No es secreto tampoco para nadie que el dependiente esté comiendo, conversando en pleno horario laboral, o haciendo inventario en momentos inoportunos, fenómenos que refleja de manera certera Corvalán Pellé al mostrar imágenes incuestionables.

Otra de las problemáticas radia en la estabilidad de lo que se vende, asegura Minurga Ramírez Santana, directora general de servicios del Mincin: “si los productos que yo necesito no llegan en la fecha establecida, ¿qué hice el resto del mes?”. Lo que garantiza buena calidad de las ventas es la logística, el tiempo y la permanencia.

La población es también entrevistada y demuestra un descontento total por las prestaciones estales, pero lo verdaderamente impresionante es cómo suceden los hechos, sin saber cuándo será el punto final y decisivo a tales cuestionamientos.

A manera de trabajo detectivesco, el documental nos traslada a la barbería La Copa en 1ra A entre 42 y 44, establecimiento que pasó a cooperativa. Las condiciones aquí son pésimas, solo existe un lavamanos para “dar el mínimo servicio (…) ahora que somos particulares seguimos igual”, manifestó Manuel Pino Izaguirre, uno de los trabajadores. 

Sigue la investigación, esta vez en la Terminal de Ómnibus para dar respuesta a un clásico evento: los pasajes vendidos—al buen cubano— en bolsa negra. Una imagen borrosa, técnica para no delatar al empleado, muestra el gran lucro existente en el centro.

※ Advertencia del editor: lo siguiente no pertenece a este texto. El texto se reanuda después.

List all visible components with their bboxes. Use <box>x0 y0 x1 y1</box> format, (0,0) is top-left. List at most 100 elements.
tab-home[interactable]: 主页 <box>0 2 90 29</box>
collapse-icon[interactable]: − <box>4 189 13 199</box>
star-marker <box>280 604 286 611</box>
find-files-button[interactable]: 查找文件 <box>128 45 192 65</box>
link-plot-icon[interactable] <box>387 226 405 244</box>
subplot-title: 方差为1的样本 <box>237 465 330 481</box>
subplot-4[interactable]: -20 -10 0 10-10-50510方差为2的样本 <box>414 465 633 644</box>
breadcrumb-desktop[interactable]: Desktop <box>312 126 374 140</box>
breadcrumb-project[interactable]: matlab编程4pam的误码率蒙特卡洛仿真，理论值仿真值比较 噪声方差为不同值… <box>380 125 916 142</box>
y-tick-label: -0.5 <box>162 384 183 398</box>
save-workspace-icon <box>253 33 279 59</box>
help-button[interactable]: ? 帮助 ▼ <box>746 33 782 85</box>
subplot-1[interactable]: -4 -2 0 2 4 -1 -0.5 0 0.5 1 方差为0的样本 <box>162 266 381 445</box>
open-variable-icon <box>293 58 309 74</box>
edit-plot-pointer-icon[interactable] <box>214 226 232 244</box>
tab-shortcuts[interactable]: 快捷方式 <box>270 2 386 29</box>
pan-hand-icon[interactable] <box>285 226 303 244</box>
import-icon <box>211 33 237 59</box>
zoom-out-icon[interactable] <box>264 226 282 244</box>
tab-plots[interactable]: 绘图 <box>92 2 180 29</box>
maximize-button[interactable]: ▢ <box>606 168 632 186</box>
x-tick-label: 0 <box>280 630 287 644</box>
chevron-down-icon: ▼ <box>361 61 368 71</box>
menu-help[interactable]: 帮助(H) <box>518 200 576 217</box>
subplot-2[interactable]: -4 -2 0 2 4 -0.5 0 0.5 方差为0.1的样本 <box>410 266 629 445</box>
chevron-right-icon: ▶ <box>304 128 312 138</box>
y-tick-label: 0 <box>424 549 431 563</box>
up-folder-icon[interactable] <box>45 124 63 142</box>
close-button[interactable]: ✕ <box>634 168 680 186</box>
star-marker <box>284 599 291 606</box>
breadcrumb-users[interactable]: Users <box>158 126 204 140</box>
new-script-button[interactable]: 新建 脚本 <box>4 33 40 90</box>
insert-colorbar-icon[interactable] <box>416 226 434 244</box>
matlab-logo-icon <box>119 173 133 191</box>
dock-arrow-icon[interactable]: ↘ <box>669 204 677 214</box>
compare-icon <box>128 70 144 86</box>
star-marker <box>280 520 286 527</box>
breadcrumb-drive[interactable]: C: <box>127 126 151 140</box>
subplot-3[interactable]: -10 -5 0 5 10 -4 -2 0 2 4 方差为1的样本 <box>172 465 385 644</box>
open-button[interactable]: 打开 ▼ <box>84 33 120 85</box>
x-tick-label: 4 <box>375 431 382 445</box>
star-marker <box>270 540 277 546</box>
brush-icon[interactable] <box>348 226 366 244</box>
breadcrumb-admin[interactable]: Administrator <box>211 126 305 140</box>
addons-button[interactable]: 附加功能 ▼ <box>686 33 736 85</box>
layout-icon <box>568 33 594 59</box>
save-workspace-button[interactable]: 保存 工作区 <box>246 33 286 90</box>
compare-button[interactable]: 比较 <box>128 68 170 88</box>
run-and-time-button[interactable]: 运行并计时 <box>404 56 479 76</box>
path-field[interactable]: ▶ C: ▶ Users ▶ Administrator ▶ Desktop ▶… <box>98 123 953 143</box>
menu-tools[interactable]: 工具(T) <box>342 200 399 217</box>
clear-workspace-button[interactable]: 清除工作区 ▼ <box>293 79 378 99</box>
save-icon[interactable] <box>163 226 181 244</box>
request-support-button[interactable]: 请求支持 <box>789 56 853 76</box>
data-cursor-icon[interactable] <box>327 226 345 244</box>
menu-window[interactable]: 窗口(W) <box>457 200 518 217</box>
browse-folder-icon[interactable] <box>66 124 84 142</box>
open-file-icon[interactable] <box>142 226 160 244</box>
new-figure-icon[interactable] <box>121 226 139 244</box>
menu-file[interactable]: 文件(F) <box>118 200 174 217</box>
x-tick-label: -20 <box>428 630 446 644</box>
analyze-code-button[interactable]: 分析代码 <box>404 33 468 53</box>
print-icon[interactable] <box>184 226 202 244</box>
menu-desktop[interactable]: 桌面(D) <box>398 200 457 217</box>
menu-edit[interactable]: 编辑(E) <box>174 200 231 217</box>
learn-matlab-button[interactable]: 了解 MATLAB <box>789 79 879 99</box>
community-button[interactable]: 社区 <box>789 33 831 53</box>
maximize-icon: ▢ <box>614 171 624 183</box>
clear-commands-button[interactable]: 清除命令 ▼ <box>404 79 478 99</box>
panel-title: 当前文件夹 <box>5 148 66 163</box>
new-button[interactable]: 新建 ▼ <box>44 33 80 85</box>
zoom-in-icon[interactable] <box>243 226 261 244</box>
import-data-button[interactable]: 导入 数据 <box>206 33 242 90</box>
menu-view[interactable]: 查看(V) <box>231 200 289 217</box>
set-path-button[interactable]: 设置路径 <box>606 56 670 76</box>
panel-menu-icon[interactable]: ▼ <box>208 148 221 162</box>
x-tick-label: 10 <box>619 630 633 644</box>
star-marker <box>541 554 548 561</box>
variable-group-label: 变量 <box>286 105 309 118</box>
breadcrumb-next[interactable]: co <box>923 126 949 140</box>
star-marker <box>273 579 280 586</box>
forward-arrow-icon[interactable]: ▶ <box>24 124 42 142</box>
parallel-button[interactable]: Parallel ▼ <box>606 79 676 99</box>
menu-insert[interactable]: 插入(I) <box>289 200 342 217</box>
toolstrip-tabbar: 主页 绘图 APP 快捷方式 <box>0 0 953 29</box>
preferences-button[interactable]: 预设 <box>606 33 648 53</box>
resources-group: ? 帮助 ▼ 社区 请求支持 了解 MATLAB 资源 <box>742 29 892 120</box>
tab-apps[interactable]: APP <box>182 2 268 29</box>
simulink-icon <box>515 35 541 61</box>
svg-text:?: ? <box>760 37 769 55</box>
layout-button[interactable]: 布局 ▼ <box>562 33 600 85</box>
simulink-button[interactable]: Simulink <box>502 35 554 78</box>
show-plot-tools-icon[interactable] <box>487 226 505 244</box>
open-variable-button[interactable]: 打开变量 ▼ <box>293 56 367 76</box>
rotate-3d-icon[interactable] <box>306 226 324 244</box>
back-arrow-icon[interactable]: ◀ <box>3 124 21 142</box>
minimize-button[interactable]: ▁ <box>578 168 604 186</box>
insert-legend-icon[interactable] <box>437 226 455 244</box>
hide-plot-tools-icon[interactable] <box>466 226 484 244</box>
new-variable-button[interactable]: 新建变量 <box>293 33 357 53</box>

Otro lugar de suma polémica: los agros y los diferentes precios de un producto en distintas tarimas, así como la ausencia de las jabas, “ya el cubano lo incorporó como algo natural”, declaró Triana Cordoví.

¿Qué es lo que necesario para eliminar estos hábitos? ¿Una red mayoritaria? ¿Mayor competencia? Cierto es que lo anterior no es la solución a los problemas, pero la competitividad impulsa la innovación y el desarrollo, no solo del comercio, sino también de la sociedad.

No podían faltar los negocios particulares. Son entrevistados los dueños de La Gasa Gelato, el Restaurant San Cristóbal, los bares-restaurant Tales from Britain y el Sangri La. Sergio Luis Gallardo Fernández, propietario de este último centro, resumió la máxima de estos lugares: “De aquí para adentro, tus problemas son míos y yo me encargo de ellos”.

“El problema no es quejarte, el problema es la respuesta”, puntualizó Triana Cordoví.

No se trata de rescatar la cultura de esta esfera, más bien es crear nuevos hábitos y métodos hacia a un arte imprescindible. Eso dice mucho de la Cuba de hoy.

Con respecto a la realización del audiovisual merece la pena destacar la labor de rastreo y cotejo de su autor y el equipo de trabajo, pues dan infalibles motivos para no dudar de los disímiles factores sobre la problemática que enfrentamos actualmente. Algo debe predominar en el rescatede un auténtico servicio: la elegancia, la dedicación y el sentido de pertenencia.